Calving grounds are areas where caribou give birth and are characterized by its high-quality vegetation. “That’s our food, that’s the basic question that we try and tackle with the communities. How to protect what little we have left,” he says.
Okalik is one of the lead specialists with World Wildlife Fund Canada on Arctic issues. He’s working with communities on ways to protect caribou – or tuktu calving grounds. He says despite being promised 30 years ago, a land use plan for the territory still isn’t in place.
The requirement for a land use plan precedes the territory and was outlined in the 1993 Nunavut agreement. It’s supposed to serve as the framework for development and conservation in Nunavut.
But it has seen delay after delay with multiple drafts being formed by the Nunavut Planning Commission but never implemented. Drafts were introduced in 2016, 2021 and 2023.
“It’s overdue, in the absence of a plan these mining companies are creeping into calving grounds themselves because there’s no protection today,” says Okalik. “So as an Inuk today, on Baffin Island, I can’t hunt caribou because we’re trying to protect the population. But the mining companies have no restriction whatsoever on depleting the actual caribou population with accessing calving grounds. They’re depleting the caribou population without regulation.”

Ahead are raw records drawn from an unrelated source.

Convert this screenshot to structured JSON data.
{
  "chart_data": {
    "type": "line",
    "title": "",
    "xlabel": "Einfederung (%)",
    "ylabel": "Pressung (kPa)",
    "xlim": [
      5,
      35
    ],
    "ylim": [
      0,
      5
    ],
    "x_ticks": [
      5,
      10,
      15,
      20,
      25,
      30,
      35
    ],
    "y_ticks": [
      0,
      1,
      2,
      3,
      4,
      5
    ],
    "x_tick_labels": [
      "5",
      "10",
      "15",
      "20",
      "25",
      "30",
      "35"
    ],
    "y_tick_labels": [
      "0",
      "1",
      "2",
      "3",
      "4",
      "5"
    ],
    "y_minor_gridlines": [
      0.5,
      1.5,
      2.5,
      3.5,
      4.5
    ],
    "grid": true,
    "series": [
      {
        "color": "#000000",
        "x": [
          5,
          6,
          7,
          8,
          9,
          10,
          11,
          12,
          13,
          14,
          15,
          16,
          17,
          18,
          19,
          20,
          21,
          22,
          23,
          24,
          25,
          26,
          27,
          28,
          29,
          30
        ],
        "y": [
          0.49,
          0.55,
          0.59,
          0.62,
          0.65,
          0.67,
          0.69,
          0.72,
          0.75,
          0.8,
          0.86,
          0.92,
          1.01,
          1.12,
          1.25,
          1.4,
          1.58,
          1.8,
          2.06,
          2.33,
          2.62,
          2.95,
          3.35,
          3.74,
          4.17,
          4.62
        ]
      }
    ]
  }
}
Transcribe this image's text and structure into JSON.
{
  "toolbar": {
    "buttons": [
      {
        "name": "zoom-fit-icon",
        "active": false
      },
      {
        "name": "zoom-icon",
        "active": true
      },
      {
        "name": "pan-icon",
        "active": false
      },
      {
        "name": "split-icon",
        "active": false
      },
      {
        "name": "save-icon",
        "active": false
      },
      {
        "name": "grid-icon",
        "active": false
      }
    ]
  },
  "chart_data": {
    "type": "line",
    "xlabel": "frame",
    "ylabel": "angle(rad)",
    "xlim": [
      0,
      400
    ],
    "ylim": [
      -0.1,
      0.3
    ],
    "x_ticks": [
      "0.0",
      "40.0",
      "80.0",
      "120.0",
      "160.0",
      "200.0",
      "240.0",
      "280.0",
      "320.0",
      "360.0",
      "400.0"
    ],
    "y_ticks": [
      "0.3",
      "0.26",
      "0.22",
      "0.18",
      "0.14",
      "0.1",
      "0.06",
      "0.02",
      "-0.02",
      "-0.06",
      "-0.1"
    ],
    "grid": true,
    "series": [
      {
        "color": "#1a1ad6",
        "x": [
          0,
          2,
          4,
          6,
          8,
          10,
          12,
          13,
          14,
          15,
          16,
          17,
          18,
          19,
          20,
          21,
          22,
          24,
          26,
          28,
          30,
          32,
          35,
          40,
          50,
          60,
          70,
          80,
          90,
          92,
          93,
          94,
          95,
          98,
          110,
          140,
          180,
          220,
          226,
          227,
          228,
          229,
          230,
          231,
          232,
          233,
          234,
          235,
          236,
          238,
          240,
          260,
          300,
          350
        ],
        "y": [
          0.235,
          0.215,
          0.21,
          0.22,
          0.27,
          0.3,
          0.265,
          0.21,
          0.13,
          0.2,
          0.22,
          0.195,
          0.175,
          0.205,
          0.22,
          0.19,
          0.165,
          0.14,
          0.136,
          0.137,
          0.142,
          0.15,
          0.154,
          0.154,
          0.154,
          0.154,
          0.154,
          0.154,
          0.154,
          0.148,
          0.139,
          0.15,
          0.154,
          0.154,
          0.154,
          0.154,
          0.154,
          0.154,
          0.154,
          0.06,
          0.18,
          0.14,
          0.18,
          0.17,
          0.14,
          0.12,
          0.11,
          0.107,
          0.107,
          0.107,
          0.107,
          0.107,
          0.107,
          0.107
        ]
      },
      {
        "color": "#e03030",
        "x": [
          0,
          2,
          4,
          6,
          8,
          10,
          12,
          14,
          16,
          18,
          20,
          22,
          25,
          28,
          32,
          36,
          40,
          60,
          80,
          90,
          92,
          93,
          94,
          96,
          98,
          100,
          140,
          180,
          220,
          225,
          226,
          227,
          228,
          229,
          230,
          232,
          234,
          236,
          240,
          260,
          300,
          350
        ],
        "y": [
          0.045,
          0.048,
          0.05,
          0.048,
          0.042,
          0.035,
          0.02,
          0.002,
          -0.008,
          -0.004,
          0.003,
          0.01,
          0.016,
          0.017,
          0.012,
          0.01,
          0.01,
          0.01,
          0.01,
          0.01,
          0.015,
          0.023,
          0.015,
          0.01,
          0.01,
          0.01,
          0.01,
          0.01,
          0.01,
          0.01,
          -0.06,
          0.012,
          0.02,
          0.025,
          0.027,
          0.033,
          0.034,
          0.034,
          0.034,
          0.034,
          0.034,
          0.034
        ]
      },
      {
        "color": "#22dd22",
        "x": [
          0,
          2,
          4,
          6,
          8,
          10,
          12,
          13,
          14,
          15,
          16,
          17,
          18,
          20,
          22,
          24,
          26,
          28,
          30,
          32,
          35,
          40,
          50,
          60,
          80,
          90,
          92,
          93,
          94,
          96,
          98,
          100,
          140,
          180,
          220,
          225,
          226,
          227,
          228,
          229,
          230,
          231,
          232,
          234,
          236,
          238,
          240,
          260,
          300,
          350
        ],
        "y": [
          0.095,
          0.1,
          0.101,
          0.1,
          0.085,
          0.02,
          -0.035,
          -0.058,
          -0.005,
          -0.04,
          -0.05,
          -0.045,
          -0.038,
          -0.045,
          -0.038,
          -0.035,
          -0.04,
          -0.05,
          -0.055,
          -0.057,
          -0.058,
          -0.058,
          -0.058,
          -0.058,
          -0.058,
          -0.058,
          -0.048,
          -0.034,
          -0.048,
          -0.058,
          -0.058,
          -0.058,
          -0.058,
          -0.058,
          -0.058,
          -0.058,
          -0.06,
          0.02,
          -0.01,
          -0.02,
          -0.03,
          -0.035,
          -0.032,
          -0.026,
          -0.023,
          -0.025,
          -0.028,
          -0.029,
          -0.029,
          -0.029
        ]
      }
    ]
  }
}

Food is expensive in Nunavut – so for Inuit, caribou, or tuktu, is a staple and hunting is more viable.
Hunting caribou on Baffin Island and other areas is carefully managed by the Nunavut Wildlife Management Board. The board manages how many caribou Inuit can hunt.
“This is one part of the country, where we can do something about our traditional grounds as Indigenous peoples,” says Okalik. “This is one place in the country where we can say, off-limits here, this is a traditional part of our land or calving grounds that our forefathers would never venture into because they did not want to disturb the calving activity of our caribou for instance.
“This is something we can tackle with the land use plan and the current tool that we are allowed to use today.”
The Nunavut Planning Commission submitted its 2023 Nunavut land use plan for approval to Nunavut Tunngavik Incorporated and the territorial and federal governments in June. There hasn’t been an update yet.
In an email, Indigenous Services and Crown-Indigenous Relations and Northern Affairs Canada said they’re currently reviewing the plan with their counterparts and added they recognize the importance of the land use plan for Nunavummiut.
“The Government of Canada is reviewing the Commission’s recommended plan and is evaluating how the proposals identified in submissions of all participants during the Commission’s 2021 review process have been considered,” wrote Jacinthe Goulet, media relations contact for Indigenous Services and Crown-Indigenous Relations and Northern Affairs Canada.
“The Government of Canada is also conducting joint Crown consultation with the Government of Nunavut to assure that the duty to consult has been met. This, in combination with our review and discussions with the Government of Nunavut and Nunavut Tunngavik Incorporated, will inform the Government of Canada’s position on the recommended plan.”
APTN News reached out to NTI and the territorial government but didn’t hear back.